Clerks III centers on Randal’s decision to become a filmmaker, something he hopes will give his life meaning after he is faced with his own mortality following a heart attack. In the third act, Dante has a heart attack of his own — but he doesn’t make it, and the final moments of the film center on how Dante and the rest of their Quick Stop crew move on with their lives after the passing of the man who had been their stable center for years.
“[Kevin Smith] had given me an outline as to where it was going to go,” O’Halloran told ComicBook.com of his character’s death. “As far as when reading it, I thought it was done very beautifully. I’m not going to lie; I got emotional in just reading it, because this is a character that had appeared in not only just the two Clerks films, but other films as well, and of course, the cartoon.
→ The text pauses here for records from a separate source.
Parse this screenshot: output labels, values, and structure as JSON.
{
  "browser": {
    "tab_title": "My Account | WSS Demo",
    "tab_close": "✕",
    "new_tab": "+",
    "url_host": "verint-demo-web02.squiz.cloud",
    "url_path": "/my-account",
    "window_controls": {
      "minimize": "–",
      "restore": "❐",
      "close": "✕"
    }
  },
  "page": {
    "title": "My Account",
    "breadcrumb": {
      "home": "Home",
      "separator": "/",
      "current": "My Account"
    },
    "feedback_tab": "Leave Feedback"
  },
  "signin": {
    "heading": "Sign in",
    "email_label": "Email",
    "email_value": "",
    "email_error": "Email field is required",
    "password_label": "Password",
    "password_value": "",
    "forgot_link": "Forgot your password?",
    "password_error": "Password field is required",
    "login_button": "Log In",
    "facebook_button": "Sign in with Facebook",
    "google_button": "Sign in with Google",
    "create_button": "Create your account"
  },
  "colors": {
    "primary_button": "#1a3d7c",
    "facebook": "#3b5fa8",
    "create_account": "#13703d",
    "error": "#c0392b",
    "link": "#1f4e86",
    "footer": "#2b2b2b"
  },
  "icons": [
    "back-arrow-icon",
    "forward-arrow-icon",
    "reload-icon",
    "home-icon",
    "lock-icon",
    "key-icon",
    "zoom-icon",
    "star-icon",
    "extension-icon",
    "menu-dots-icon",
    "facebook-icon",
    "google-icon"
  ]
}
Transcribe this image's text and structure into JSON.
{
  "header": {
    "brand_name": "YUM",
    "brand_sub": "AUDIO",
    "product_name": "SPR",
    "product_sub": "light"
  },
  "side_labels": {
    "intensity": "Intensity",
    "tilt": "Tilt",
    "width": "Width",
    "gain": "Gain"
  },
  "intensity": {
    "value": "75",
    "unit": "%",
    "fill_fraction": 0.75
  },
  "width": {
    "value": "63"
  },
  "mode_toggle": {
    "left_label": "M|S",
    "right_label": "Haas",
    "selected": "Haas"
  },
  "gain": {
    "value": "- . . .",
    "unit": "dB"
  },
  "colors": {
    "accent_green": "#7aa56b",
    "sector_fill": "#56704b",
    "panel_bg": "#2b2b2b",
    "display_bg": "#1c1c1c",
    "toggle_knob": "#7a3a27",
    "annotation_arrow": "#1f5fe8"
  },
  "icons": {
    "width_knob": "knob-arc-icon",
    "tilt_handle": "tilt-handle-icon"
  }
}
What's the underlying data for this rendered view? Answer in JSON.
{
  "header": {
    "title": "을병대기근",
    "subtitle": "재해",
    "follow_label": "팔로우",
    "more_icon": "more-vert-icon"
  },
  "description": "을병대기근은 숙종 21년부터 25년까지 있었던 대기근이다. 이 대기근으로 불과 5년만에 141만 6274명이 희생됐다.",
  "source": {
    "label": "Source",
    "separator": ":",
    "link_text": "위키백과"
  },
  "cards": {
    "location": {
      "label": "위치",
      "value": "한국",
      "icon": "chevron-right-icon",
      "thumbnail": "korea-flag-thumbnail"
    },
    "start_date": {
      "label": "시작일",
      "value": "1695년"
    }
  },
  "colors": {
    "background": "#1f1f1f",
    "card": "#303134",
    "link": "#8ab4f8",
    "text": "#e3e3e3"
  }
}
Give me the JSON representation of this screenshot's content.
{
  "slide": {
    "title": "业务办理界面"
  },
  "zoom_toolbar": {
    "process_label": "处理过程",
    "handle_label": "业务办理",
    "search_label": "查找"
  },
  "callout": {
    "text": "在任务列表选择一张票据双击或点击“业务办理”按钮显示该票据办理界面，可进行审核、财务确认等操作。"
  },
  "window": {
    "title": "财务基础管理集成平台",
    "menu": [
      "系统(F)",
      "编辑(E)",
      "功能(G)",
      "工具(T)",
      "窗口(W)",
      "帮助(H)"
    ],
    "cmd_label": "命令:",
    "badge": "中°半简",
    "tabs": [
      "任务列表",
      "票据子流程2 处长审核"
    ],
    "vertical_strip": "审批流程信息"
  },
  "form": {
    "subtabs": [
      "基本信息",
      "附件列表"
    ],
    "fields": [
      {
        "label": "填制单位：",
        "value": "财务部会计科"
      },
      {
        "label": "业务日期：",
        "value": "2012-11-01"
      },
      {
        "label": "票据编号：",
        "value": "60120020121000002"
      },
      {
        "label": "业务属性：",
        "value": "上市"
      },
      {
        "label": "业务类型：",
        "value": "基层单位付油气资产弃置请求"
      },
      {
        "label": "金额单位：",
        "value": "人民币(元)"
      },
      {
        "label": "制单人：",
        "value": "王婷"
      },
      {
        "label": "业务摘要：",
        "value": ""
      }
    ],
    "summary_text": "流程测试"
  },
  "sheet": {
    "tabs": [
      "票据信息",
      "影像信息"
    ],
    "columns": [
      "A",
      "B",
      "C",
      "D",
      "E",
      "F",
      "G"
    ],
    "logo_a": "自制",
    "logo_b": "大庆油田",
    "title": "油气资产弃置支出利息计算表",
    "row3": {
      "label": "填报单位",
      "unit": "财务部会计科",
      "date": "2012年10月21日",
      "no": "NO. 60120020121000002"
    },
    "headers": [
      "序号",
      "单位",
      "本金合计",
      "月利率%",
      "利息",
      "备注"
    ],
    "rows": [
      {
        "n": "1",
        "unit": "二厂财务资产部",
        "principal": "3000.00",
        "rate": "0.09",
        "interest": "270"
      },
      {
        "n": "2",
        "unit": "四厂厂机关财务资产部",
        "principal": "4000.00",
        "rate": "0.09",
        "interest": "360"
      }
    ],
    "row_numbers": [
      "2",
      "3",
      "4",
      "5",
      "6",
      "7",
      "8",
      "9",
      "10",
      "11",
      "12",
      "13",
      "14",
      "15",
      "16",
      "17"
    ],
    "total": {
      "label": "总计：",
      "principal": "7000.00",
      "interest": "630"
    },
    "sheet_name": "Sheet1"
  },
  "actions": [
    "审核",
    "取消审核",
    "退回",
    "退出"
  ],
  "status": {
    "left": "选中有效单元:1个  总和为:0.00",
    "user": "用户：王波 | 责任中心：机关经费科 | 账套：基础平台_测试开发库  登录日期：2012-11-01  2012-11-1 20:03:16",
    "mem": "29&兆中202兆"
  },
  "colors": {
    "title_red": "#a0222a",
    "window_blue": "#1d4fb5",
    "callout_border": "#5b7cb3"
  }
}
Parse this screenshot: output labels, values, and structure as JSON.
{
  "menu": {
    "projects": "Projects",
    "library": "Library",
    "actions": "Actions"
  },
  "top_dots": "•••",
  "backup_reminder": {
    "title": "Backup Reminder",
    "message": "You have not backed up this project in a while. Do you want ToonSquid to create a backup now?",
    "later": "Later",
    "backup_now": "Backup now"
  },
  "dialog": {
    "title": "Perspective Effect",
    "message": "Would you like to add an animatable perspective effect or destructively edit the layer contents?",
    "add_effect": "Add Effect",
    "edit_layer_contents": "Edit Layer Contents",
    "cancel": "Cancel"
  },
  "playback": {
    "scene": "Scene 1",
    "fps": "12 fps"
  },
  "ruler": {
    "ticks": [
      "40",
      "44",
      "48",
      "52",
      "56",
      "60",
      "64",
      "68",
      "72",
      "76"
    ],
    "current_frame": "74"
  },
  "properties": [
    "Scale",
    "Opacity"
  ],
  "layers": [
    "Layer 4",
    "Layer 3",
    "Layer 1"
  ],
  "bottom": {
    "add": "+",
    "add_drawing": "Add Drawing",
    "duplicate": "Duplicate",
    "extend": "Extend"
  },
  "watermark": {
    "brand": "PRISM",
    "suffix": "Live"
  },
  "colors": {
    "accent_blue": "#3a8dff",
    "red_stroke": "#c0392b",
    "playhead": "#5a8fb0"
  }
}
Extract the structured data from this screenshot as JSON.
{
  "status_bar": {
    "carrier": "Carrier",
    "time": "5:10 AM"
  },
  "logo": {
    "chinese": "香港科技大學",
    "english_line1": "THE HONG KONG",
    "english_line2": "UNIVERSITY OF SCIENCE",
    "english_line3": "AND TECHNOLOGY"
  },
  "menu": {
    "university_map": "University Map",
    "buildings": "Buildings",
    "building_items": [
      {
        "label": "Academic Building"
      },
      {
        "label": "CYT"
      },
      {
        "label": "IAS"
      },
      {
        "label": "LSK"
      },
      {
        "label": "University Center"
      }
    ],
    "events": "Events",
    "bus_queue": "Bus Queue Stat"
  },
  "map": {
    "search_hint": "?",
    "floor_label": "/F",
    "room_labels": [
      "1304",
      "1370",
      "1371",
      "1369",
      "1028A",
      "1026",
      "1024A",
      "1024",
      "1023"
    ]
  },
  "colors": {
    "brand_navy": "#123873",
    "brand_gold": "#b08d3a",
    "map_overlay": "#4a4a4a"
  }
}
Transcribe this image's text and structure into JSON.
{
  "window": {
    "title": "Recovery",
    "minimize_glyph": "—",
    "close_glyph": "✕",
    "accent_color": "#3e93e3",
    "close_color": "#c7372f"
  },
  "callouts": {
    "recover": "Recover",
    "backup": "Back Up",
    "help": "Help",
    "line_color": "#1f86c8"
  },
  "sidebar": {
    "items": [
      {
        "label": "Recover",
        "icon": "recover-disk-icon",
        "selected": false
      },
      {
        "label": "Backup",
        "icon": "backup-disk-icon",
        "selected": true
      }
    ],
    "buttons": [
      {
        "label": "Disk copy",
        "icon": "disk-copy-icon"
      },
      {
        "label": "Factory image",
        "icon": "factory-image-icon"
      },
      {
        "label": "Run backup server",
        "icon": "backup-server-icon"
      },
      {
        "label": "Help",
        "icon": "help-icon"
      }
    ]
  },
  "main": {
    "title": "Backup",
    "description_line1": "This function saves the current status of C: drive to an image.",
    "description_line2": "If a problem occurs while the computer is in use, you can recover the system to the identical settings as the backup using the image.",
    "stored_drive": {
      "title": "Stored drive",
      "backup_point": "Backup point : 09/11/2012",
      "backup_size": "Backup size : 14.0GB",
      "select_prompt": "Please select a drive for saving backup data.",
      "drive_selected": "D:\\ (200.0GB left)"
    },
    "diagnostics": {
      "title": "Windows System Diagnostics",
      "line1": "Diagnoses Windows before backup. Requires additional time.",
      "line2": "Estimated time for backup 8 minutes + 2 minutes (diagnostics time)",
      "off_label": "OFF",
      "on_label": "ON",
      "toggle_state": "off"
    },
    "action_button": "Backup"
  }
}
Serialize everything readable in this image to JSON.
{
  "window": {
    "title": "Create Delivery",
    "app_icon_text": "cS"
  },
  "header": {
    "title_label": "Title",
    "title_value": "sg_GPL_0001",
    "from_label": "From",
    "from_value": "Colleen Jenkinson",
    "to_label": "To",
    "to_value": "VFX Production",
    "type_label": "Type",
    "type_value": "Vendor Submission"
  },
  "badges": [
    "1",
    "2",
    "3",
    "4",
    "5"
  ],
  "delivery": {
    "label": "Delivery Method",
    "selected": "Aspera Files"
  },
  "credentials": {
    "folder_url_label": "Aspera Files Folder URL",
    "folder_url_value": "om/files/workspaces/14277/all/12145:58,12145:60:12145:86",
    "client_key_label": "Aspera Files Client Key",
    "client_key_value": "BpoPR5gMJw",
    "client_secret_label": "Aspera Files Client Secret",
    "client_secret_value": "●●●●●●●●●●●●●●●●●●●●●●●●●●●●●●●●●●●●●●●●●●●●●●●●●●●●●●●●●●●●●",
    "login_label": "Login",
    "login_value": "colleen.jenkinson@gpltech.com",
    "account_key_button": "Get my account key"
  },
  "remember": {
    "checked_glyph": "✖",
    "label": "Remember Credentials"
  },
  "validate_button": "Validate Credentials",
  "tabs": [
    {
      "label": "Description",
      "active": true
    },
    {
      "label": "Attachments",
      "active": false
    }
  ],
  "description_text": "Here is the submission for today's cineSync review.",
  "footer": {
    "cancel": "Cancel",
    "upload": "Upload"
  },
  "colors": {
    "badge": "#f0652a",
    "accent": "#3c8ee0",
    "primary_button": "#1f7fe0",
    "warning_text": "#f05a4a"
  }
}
These are things that have been shouted at me by fans — the lines — all the time. So, seeing it come to an end the way it did, it was emotional. At the same time, it was a beautiful way of ending, it and we’ll see where we go from here with it.”
The cartoon he mentioned was a short-lived ABC series titled Clerks, which was created by Smith with Veep and Curb Your Enthusiasm writer/producer David Mandel. The series aired only two episodes in 2000, but in 2001, all six of the produced episodes were released on VHS and DVD. Soon, the series went into syndication on Comedy Central and Cartoon Network, making it a staple for college kids of the mid-2000s. A planned movie version, Clerks: Sell Out, provided some of the ideas that eventually evolved into Clerks III.
“We would love to continue telling these stories of Dante and Randall, and the other characters, perhaps in an animated type of format again, where we fill in the gaps in between all three of those films,” O’Halloran told us. “That’s my hope of it. I don’t think it’s completely over. I mean we were you able to bring back Becky after she supposedly had passed, so why not another Force ghost Dante showing up?”
Becky is Rosario Dawson’s character, who married Dante at the end of Clerks II. In the opening moments of Clerks III, audiences learned that she had died in between films — almost immediately after Clerks II, in fact. And while she appeared to Dante a few times to deliver sage advice and dirty jokes in Clerks III, the “Force ghosts” line is even more on-the-nose when you consider that Star Wars-inspired ghosts in the likeness of Dante, Randal, and Charles Barkley appeared in an episode of the Clerks cartoon.
Clerks III is currently available on Digital. You can get the movie on DVD and Blu-ray starting on Tuesday, December 6th.